# Rickett's Point 24/12



## Squidder (Sep 2, 2005)

Any mangoes interested in a Christmas Eve morning fish at Rickett's Point? I know it is the busy season, but it's been a few weeks since my last saltwater fix, and I feel like my head is going to pop. I hear the weather has been pretty wild down here, but there should be a window of opportunity Sunday morning:

Sunday 
West to southwesterly wind around 10 knots in the morning. Wind shifting
southwest to southerly and strengthening to 20 to 25 knots during the afternoon and evening.
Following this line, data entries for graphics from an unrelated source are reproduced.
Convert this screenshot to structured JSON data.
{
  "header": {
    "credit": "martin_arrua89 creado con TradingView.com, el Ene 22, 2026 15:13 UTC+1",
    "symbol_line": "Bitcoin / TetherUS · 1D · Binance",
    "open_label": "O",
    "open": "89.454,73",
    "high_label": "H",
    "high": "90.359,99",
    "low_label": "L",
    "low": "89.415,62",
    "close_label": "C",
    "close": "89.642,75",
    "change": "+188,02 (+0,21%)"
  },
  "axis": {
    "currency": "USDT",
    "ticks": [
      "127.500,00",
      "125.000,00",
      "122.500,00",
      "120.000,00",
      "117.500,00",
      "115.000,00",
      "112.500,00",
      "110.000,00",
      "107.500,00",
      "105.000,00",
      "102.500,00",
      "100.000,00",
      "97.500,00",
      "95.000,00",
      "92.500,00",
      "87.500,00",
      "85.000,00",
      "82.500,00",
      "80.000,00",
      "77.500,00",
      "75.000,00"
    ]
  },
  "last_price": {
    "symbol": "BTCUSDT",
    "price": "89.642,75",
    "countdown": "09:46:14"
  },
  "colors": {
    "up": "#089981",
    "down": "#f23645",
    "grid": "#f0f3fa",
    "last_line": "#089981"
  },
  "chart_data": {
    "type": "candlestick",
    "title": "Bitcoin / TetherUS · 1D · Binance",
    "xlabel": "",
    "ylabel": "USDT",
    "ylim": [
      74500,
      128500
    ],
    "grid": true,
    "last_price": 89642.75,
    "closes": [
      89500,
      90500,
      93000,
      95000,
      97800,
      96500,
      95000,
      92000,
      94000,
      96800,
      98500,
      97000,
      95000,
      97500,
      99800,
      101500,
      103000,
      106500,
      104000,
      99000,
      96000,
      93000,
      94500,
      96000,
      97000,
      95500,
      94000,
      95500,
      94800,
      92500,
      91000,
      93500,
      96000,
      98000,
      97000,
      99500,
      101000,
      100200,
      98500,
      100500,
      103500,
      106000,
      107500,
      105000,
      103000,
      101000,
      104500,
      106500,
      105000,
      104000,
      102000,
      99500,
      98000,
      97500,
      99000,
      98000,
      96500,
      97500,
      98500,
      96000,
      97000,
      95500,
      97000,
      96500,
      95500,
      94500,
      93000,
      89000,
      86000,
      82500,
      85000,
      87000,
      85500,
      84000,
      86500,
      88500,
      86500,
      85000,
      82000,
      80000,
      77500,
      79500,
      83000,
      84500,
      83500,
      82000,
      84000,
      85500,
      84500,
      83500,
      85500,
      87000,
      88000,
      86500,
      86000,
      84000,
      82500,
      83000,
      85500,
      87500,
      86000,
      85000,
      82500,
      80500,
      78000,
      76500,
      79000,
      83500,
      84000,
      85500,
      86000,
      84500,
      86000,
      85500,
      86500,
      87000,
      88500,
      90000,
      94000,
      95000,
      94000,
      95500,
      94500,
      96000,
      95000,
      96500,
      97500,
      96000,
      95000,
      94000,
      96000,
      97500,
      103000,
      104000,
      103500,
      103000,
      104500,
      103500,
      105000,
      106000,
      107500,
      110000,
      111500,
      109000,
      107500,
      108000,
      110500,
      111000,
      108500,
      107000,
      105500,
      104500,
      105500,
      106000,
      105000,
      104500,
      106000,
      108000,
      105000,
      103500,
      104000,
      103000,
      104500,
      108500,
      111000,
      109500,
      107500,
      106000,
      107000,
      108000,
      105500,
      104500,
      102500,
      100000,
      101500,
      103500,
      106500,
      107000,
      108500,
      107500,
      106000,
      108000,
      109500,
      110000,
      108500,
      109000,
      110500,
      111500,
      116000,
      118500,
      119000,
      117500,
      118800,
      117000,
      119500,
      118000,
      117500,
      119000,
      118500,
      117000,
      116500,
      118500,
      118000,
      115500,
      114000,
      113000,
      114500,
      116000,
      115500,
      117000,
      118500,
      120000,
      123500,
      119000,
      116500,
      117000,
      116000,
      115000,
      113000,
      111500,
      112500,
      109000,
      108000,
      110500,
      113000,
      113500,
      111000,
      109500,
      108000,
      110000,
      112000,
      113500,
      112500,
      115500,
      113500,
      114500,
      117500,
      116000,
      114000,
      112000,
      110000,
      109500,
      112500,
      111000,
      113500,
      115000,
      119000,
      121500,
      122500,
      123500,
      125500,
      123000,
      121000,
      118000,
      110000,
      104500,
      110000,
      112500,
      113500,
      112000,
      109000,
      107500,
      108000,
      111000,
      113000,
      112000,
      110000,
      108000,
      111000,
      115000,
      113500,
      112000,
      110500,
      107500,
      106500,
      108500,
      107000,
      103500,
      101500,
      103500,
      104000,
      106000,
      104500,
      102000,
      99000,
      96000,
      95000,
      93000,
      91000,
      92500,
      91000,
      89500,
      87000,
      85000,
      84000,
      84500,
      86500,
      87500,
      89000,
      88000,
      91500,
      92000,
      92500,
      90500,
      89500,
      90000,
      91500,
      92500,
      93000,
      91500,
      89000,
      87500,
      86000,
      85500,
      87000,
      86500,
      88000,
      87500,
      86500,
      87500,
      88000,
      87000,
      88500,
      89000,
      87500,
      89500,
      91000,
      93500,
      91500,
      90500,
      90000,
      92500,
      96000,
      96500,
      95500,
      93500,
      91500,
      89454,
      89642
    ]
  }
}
Waves around half a metre rising to 1 to 1.5 metres later.

This also looks like the last chance for a few days since 20+ knot winds are forecast for monday and tuesday.

I'll be aiming for a 6am launch, and off the water by 10 or 11.


----------



## Y-Knot (Sep 26, 2006)

g'day Jason, cant make it for the 24th but geez its sounds good at 10 knots.gonna be in Sydney for xmas(dammit) should be back on the 28th if your still around and the weather settles a bit. 8) 
hope SANTA delivers ya a big 'ol jolly snapper mate :wink:


----------



## PhilipL (Apr 15, 2006)

Not for me tomorrow Jason. Good to see you're back and into it already. Hopefully you're around for a bit so and can catch up for a fish before heading back.
Philip


----------